Comencé a escribir Fuentes un día de desconcierto, un día en que tenía revueltas todas las cosas de mi alma, no creía en nada, no sabía nada de lo que debía saber ni era nada estar vivo y ser poeta.
Hay días así. Lo único que prevalece es la voluntad. No la voluntad dominada por la conciencia o la idea del deber sino una voluntad interna, transgresora: una voluntad que contradice al ser activo, laboral, productor de cosas. Tenía ganas de masticar palabras, de chupar vocablos de sabores opuestos. Tenía toda la intención de dejarme vapulear y contestar a carcajadas, doblándome de dolor y de risa ante los golpes bajos y de contestar con reflejos rápidos a toda esa metralla de la imaginación suelta. Tenía ganas de jugar y solté la tecla. Todo lo que venga es bueno, a todo le daré acomodo, como un proceso (del que carecemos tanto en mi país) de democracia. Imaginen que viene lo que a uno le gusta y le conviene, lo que acomoda a nuestras ideas y a nuestras preferencias, pero aparece también, con su desagradable cara, todo eso que a uno le repugna, le choca, le molesta, y a todo hay que darle cabida en el poema. Ese era el juego: no desechar sino intentar construir con tales materiales. Ningún libro es mejor ni peor ni por su proceso ni por sus intenciones, si así fuera, la literatura sería facilísima. No justifico: narro.

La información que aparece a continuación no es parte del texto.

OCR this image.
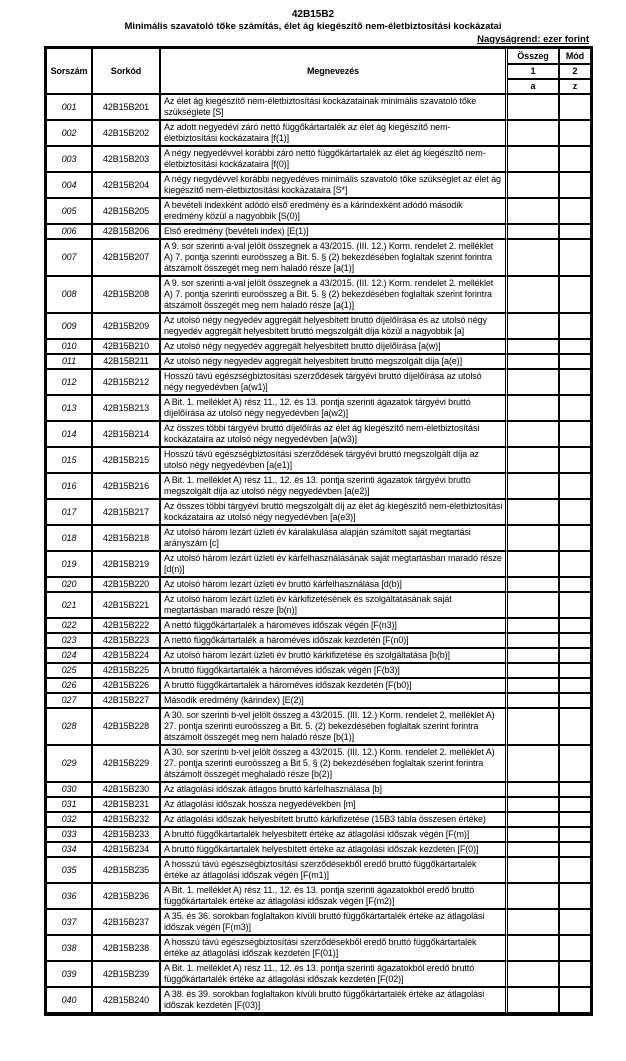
42B15B2
Minimális szavatoló tőke számítás, élet ág kiegészítő nem-életbiztosítási kockázatai
Nagyságrend: ezer forint
Sorszám	Sorkód	Megnevezés	Összeg	Mód
			1	2
			a	z
001	42B15B201	Az élet ág kiegészítő nem-életbiztosítási kockázatainak minimális szavatoló tőke szükséglete [S]		
002	42B15B202	Az adott negyedévi záró nettó függőkártartalék az élet ág kiegészítő nem-életbiztosítási kockázataira [f(1)]		
003	42B15B203	A négy negyedévvel korábbi záró nettó függőkártartalék az élet ág kiegészítő nem-életbiztosítási kockázataira [f(0)]		
004	42B15B204	A négy negydévvel korábbi negyedéves minimális szavatoló tőke szükséglet az élet ág kiegészítő nem-életbiztosítási kockázataira [S*]		
005	42B15B205	A bevételi indexként adódó első eredmény és a kárindexként adódó második eredmény közül a nagyobbik [S(0)]		
006	42B15B206	Első eredmény (bevételi index) [E(1)]		
007	42B15B207	A 9. sor szerinti a-val jelölt összegnek a 43/2015. (III. 12.) Korm. rendelet 2. melléklet A) 7. pontja szerinti euroösszeg a Bit. 5. § (2) bekezdésében foglaltak szerint forintra átszámolt összegét meg nem haladó része [a(1)]		
008	42B15B208	A 9. sor szerinti a-val jelölt összegnek a 43/2015. (III. 12.) Korm. rendelet 2. melléklet A) 7. pontja szerinti euroösszeg a Bit. 5. § (2) bekezdésében foglaltak szerint forintra átszámolt összegét meg nem haladó része [a(1)]		
009	42B15B209	Az utolsó négy negyedév aggregált helyesbített bruttó díjelőírása és az utolsó négy negyedév aggregált helyesbített bruttó megszolgált díja közül a nagyobbik [a]		
010	42B15B210	Az utolsó négy negyedév aggregált helyesbített bruttó díjelőírása [a(w)]		
011	42B15B211	Az utolsó négy negyedév aggregált helyesbített bruttó megszolgált díja [a(e)]		
012	42B15B212	Hosszú távú egészségbiztosítási szerződések tárgyévi bruttó díjelőírása az utolsó négy negyedévben [a(w1)]		
013	42B15B213	A Bit. 1. melléklet A) rész 11., 12. és 13. pontja szerinti ágazatok tárgyévi bruttó díjelőírása az utolsó négy negyedévben [a(w2)]		
014	42B15B214	Az összes többi tárgyévi bruttó díjelőírás az élet ág kiegészítő nem-életbiztosítási kockázataira az utolsó négy negyedévben [a(w3)]		
015	42B15B215	Hosszú távú egészségbiztosítási szerződések tárgyévi bruttó megszolgált díja az utolsó négy negyedévben [a(e1)]		
016	42B15B216	A Bit. 1. melléklet A) rész 11., 12. és 13. pontja szerinti ágazatok tárgyévi bruttó megszolgált díja az utolsó négy negyedévben [a(e2)]		
017	42B15B217	Az összes többi tárgyévi bruttó megszolgált díj az élet ág kiegészítő nem-életbiztosítási kockázataira az utolsó négy negyedévben [a(e3)]		
018	42B15B218	Az utolsó három lezárt üzleti év káralakulása alapján számított saját megtartási arányszám [c]		
019	42B15B219	Az utolsó három lezárt üzleti év kárfelhasználásának saját megtartásban maradó része [d(n)]		
020	42B15B220	Az utolsó három lezárt üzleti év bruttó kárfelhasználása [d(b)]		
021	42B15B221	Az utolsó három lezárt üzleti év kárkifizetésének és szolgáltatásának saját megtartásban maradó része [b(n)]		
022	42B15B222	A nettó függőkártartalék a hároméves időszak végén [F(n3)]		
023	42B15B223	A nettó függőkártartalék a hároméves időszak kezdetén [F(n0)]		
024	42B15B224	Az utolsó három lezárt üzleti év bruttó kárkifizetése és szolgáltatása [b(b)]		
025	42B15B225	A bruttó függőkártartalék a hároméves időszak végén [F(b3)]		
026	42B15B226	A bruttó függőkártartalék a hároméves időszak kezdetén [F(b0)]		
027	42B15B227	Második eredmény (kárindex) [E(2)]		
028	42B15B228	A 30. sor szerinti b-vel jelölt összeg a 43/2015. (III. 12.) Korm. rendelet 2. melléklet A) 27. pontja szerinti euroösszeg a Bit. 5. (2) bekezdésében foglaltak szerint forintra átszámolt összegét meg nem haladó része [b(1)]		
029	42B15B229	A 30. sor szerinti b-vel jelölt összeg a 43/2015. (III. 12.) Korm. rendelet 2. melléklet A) 27. pontja szerinti euroösszeg a Bit 5. § (2) bekezdésében foglaltak szerint forintra átszámolt összegét meghaladó része [b(2)]		
030	42B15B230	Az átlagolási időszak átlagos bruttó kárfelhasználása [b]		
031	42B15B231	Az átlagolási időszak hossza negyedévekben [m]		
032	42B15B232	Az átlagolási időszak helyesbített bruttó kárkifizetése (15B3 tábla összesen értéke)		
033	42B15B233	A bruttó függőkártartalék helyesbített értéke az átlagolási időszak végén [F(m)]		
034	42B15B234	A bruttó függőkártartalék helyesbített értéke az átlagolási időszak kezdetén [F(0)]		
035	42B15B235	A hosszú távú egészségbiztosítási szerződésekből eredő bruttó függőkártartalék értéke az átlagolási időszak végén [F(m1)]		
036	42B15B236	A Bit. 1. melléklet A) rész 11., 12. és 13. pontja szerinti ágazatokból eredő bruttó függőkártartalék értéke az átlagolási időszak végén [F(m2)]		
037	42B15B237	A 35. és 36. sorokban foglaltakon kívüli bruttó függőkártartalék értéke az átlagolási időszak végén [F(m3)]		
038	42B15B238	A hosszú távú egészségbiztosítási szerződésekből eredő bruttó függőkártartalék értéke az átlagolási időszak kezdetén [F(01)]		
039	42B15B239	A Bit. 1. melléklet A) rész 11., 12. és 13. pontja szerinti ágazatokból eredő bruttó függőkártartalék értéke az átlagolási időszak kezdetén [F(02)]		
040	42B15B240	A 38. és 39. sorokban foglaltakon kívüli bruttó függőkártartalék értéke az átlagolási időszak kezdetén [F(03)]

La mecánica del juego me fue venciendo, acabó por imponerme su ley: se me fue acabando el gas y me quedé quieto en mi esquina mientras las palabras hacían lo que les daba la gana. Tal vez ellas dirán lo mismo de mí, que se quedaron quietas mientras yo me solazaba. Quién sabe, hay poca gente que sabe oír la voz de las palabras.